Dubbio: ovvero, quel “probabilmente”. In sede etica si può essere atei quanto si vuole, e io lo sono completamente; ma in sede teoretica vige il principio di falsificabilità, e dovremmo essere noi i primi ad applicare il metodo scientifico: l’ateismo non può ergersi a dogma. Anche Margherita Hack, presidente onorario dell’UAAR e mio mito personale, l’altra sera da Fazio (prima parte | seconda parte) ha parlato con garbo della “natura divina” del bosone di Higgs, e di certo non se l’è sentita di annunciare al mondo cosa c’era prima del Big Bang. Anzi, ha lasciato uno spiraglio aperto a un dio “orologiaio” tipo quello dei deisti, che crea il mondo ma non interviene in esso. Allora qual è il dio che non esiste? Neppure quello di Einstein che non gioca a dadi? Neppure quello di Spinoza? Siamo sicuri che il dio di tutti gli italiani sia esattamente lo stesso che ha in mente il papa?

Peraltro, se rimaniamo sul terreno dell’agnosticismo con il “probabilmente”, è facile che molte più persone si riconoscano nello slogan. Buttarla sull’ateismo assolutista e militante è pericoloso, perché ci fa passare per dogmatici come e più dei preti, e perché genera un rifiuto “di pancia” nel 99% degli italiani, che il senso religioso l’hanno bevuto col latte materno.

E poi, in generale: non è mai utile uno slogan che dice “gli altri sbagliano”, è sempre meglio uno slogan propositivo, che affermi una verità senza bisogno di negarne esplicitamente un’altra.

Avrei trovato utile, al limite, una bella frase di un autore classico, che stimolasse la riflessione. A me piace questa, per esempio:

Quando faccio il bene, mi sento bene. Quando faccio il male, mi sento male. Questa è la mia religione. (Abramo Lincoln)

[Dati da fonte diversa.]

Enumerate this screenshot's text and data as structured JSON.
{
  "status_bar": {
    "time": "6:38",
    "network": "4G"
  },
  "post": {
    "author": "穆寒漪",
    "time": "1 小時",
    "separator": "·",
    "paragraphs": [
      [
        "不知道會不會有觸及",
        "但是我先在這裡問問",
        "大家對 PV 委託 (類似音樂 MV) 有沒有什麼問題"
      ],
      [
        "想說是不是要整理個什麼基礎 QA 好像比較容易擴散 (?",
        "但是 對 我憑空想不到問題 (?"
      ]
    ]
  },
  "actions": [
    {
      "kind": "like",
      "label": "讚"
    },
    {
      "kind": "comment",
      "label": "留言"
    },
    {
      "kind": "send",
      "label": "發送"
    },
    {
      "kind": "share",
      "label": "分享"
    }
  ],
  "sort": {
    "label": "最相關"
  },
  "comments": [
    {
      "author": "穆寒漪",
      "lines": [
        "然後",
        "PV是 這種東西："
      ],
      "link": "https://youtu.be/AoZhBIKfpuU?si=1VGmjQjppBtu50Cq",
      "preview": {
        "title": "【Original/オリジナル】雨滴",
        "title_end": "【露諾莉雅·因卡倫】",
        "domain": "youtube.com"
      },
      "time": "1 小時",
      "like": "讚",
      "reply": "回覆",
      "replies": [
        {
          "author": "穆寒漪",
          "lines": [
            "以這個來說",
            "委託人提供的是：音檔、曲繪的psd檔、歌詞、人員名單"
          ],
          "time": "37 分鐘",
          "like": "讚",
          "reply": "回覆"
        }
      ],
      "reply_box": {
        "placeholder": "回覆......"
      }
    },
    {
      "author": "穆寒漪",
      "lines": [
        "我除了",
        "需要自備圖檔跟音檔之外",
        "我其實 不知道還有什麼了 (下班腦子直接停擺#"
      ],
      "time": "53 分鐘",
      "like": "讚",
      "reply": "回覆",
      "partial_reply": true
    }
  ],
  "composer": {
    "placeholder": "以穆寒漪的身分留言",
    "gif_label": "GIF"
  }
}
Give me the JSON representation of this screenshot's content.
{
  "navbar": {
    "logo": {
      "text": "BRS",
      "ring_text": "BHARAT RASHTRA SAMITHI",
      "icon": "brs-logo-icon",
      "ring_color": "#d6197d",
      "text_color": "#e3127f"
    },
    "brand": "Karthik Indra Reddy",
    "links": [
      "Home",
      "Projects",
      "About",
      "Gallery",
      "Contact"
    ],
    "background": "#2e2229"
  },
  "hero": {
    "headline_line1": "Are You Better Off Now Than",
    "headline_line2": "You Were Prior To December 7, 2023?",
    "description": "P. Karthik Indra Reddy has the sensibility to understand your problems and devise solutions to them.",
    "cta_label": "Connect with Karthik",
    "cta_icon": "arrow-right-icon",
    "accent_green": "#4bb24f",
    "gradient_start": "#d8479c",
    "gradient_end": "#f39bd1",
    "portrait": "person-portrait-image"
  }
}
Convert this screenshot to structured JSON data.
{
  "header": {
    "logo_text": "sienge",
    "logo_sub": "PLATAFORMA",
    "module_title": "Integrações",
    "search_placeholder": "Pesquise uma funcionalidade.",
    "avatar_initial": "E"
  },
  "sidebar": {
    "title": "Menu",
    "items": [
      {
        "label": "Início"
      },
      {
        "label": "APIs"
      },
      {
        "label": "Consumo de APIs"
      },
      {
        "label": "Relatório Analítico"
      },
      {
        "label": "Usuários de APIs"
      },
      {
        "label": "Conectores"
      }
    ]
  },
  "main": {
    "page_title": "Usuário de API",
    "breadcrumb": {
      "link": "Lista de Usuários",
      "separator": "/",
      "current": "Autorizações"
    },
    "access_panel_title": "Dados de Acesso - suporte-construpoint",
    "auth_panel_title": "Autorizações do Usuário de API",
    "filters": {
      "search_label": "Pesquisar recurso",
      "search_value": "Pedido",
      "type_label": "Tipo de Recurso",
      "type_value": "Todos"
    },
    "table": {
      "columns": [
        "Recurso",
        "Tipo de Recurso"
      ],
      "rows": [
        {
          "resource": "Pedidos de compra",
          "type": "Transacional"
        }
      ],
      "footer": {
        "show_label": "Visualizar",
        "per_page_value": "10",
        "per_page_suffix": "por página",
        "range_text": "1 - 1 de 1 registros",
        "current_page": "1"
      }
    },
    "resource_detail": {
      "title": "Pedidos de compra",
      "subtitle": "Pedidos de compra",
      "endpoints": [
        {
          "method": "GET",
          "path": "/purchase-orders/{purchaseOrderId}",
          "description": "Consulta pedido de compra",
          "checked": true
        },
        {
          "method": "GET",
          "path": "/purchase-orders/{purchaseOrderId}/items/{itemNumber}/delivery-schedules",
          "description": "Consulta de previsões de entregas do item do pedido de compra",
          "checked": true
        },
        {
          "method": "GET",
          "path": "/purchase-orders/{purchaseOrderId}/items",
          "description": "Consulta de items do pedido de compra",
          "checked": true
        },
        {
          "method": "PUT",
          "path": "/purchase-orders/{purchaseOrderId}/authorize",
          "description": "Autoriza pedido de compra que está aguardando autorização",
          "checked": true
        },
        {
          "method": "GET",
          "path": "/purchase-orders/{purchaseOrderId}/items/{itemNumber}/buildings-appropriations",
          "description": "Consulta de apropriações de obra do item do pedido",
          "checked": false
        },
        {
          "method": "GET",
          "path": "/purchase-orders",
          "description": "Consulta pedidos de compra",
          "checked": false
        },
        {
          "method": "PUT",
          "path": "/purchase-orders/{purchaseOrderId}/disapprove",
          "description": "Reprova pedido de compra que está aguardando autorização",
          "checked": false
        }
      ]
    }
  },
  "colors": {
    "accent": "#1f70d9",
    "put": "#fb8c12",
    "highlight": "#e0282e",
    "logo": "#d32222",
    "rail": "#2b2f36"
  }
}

Ma soprattutto, porco cane, nello slogan c’è una virgola tra soggetto e verbo.

Sul proprio corpo, l’individuo è sovrano

L’ho scoperto grazie a Buraku, ve lo segnalo: a Roma e Milano, l’Associazione Luca Coscioni fornisce assistenza immediata, anche durante il fine settimana, alle donne che si sono viste negare la ricetta per la pillola del giorno dopo. Assistenza significa: intanto vi forniscono subito la ricetta, e poi vi spiegano come denunciare i medici e le strutture che vi hanno negato un diritto sancito e tutelato (in teoria) da una legge dello Stato.

Purtroppo il servizio è attivo soltanto a Roma e Milano. Speriamo venga esteso presto ad altre città, perché in provincia la situazione è ancora più difficile (vedi cosa accade per esempio a Perugia, mia città natale; e in teoria l’Umbria sarebbe una delle ultime “regioni rosse” rimaste in Italia. In teoria.)

(Per chi ancora non lo sapesse, la “pillola del giorno dopo” non è un presidio abortivo, quindi l’obiezione di coscienza su questo farmaco, da parte di medici e/o farmacisti, è ILLEGALE. Giova ripeterlo.)

17 maggio: giornata mondiale contro l’omofobia

Come da oggetto. Dopodomani, sabato 17. Quest’anno le manifestazioni cittadine (almeno quelle del centro-nord) confluiscono tutte a Verona, per dare più visibilità al corteo. Mi pare un’idea saggia. Qui tutte le iniziative città per città.

Come al solito, a Milano quasi nulla, almeno fino al Pride del 7 giugno. Mi dispiace tuttavia di non poter essere a Perugia questo fine settimana:

ore 18:00
Piazza della Repubblica, Perugia
Omofobia in piazza “Adotta un finocchio”
(con il patrocinio del Comune di Perugia)

Patrocinio del comune, eh, vorrei dire. Quassù è un bel pezzo che il Comune non patrocina un fico secco. Figuriamoci altri ortaggi.